Chi ci guadagna con l’embargo all’Iran?

È importante chiedersi se veramente l’Iran sta sviluppando la ricerca nucleare al fine di costruire la bomba atomica e se veramente è così necessario intervenire subito per bloccarlo, al costo di prendere iniziative suicide. Innanzitutto, se esaminiamo la situazione interna dell’Iran, il suo desiderio di sviluppare l’energia nucleare a scopi pacifici è del tutto logico e legittimo.
Il Paese sta attraversando una fase di crescita e necessita, come tutti, di fonti di energia. La principale ricchezza è il petrolio che è anche la principale fonte di reddito, quindi se aumenta il consumo interno, occorre limitare l’esportazione e ridurre le entrate, rischiando di bloccare la crescita. A questo punto è del tutto plausibile che si sia pensato di far fronte al fabbisogno interno attraverso il nucleare, mantenendo il livello d’esportazione del greggio e salvando così capra e cavoli.
In questo momento la capacità massima di arricchimento dell’uranio da parte della Repubblica Islamica sembra essere del 20%, mentre occorre giungere al 90% per fabbricare un ordigno nucleare, quindi, ammesso che il pericolo ci sia, non è così immediato. Tehran, proprio qualche giorno prima della decisione di imporre le sanzioni, aveva acconsentito a riprendere i colloqui con il cd Gruppo 5+1, cioè i cinque membri permanenti delle nazioni Unite più la Germania. L’Agenzia Internazionale per l’Energia Atomica (AIEA) aveva peraltro confermato l’invio di propri ispettori in Iran a fine gennaio per risolvere le questioni in sospeso.

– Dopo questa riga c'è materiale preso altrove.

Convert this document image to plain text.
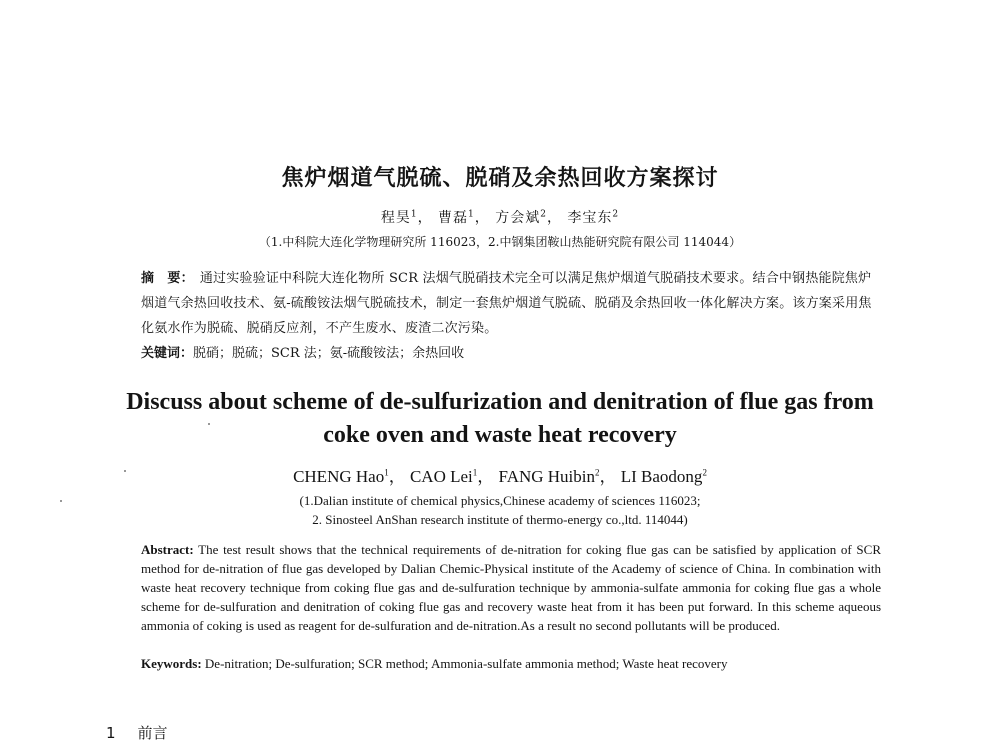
焦炉烟道气脱硫、脱硝及余热回收方案探讨
程昊$^1$， 曹磊$^1$， 方会斌$^2$， 李宝东$^2$
（1.中科院大连化学物理研究所 116023，2.中钢集团鞍山热能研究院有限公司 114044）
摘　要： 通过实验验证中科院大连化物所 SCR 法烟气脱硝技术完全可以满足焦炉烟道气脱硝技术要求。结合中钢热能院焦炉烟道气余热回收技术、氨-硫酸铵法烟气脱硫技术，制定一套焦炉烟道气脱硫、脱硝及余热回收一体化解决方案。该方案采用焦化氨水作为脱硫、脱硝反应剂，不产生废水、废渣二次污染。
关键词：脱硝；脱硫；SCR 法；氨-硫酸铵法；余热回收
Discuss about scheme of de-sulfurization and denitration of flue gas from coke oven and waste heat recovery
CHENG Hao$^1$， CAO Lei$^1$， FANG Huibin$^2$， LI Baodong$^2$
(1.Dalian institute of chemical physics,Chinese academy of sciences 116023;
2. Sinosteel AnShan research institute of thermo-energy co.,ltd. 114044)
Abstract: The test result shows that the technical requirements of de-nitration for coking flue gas can be satisfied by application of SCR method for de-nitration of flue gas developed by Dalian Chemic-Physical institute of the Academy of science of China. In combination with waste heat recovery technique from coking flue gas and de-sulfuration technique by ammonia-sulfate ammonia for coking flue gas a whole scheme for de-sulfuration and denitration of coking flue gas and recovery waste heat from it has been put forward. In this scheme aqueous ammonia of coking is used as reagent for de-sulfuration and de-nitration.As a result no second pollutants will be produced.
Keywords: De-nitration; De-sulfuration; SCR method; Ammonia-sulfate ammonia method; Waste heat recovery
1 前言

Questa politica contro l’Iran è chiaramente fomentata da Washington per motivi che poco hanno a che vedere con la paura della bomba, ma piuttosto con questioni di equilibrio geo politico in Medio Oriente. Uno sguardo alla carta ci mostra come l’Iran confini con alcune delle aree più calde del mondo: Iraq, Pakistan, Afghanistan, controlla lo stretto di Hormuz ed è alleata con gli Hezbollah libici, quelli, per intenderci, che hanno fermato e di fatto inflitto una seria sconfitta ad Israele nel 2006. Aggiungo che non avendo gli USA alcuno scambio commerciale con l’Iran non hanno nulla da perdere dalle sanzioni, che sono applicate e danneggiano altri Paesi, magari favorendo l’economia statunitense a cui si rivolgono per compensare il mancato afflusso di merci e materie prime dall’Iran.

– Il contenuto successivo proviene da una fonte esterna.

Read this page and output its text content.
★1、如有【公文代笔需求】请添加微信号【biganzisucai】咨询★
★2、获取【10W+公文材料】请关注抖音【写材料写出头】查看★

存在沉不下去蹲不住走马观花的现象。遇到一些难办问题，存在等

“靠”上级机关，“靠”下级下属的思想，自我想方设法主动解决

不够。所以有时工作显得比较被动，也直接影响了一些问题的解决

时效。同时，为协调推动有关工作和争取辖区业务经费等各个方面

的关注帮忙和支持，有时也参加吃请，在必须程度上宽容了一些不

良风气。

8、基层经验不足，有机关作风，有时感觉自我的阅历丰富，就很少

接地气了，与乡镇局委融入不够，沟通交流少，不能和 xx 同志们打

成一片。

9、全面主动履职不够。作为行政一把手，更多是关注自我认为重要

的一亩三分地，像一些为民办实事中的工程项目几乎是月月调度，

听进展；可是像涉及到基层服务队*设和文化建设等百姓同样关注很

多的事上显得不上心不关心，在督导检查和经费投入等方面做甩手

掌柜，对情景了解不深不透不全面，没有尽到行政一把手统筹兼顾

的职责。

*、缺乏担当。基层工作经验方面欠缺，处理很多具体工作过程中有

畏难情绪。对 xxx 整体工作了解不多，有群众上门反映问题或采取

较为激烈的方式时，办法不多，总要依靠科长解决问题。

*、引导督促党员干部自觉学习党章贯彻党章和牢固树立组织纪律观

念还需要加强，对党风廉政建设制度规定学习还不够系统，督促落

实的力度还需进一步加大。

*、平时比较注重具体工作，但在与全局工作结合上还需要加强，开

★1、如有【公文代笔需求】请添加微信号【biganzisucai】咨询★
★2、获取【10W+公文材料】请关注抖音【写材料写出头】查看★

La questione Iraniana è peraltro abbastanza complessa: basta dire che non c’è pace nel Golfo Persico, in Iraq in Afghanistan e nel Medio Oriente senza l’accordo con Tehran, che è una delle potenze dominanti in questo scacchiere e, senza dubbio, dietro le quinte, Stati Uniti e Repubblica Islamica negoziano.
La questione del nucleare serve quale strumento di pressione contro una delle migliori diplomazie al mondo, le cui origini risalgono agli antichi regni persiani, contro i quali neppure l’impero romano al massimo della sua potenza riuscì a spuntarla.
Naturalmente agli USA brucia il fatto che l’Iran impedisce loro di accedere ai propri mercati, consentendolo invece a concorrenti tradizionali quali Russia, Cina ed Europa. Non è da escludere – e forse questa potrebbe essere una certezza – che se il Governo islamico decidesse di acquistare le tecnologie nucleari e l’uranio statunitense, l’opposizione di Washington si scioglierebbe.
Per concludere mi chiedo, cosa ha avuto l’Europa o almeno alcuni Stati europei, in cambio delle sanzioni che costituiscono un grosso regalo fatto agli Stati Uniti? E questo premio, che certamente vi è o vi sarà, riguarda tutti gli europei o soltanto pochi privilegiati, pensiamo alla vicenda Chrysler-Fiat?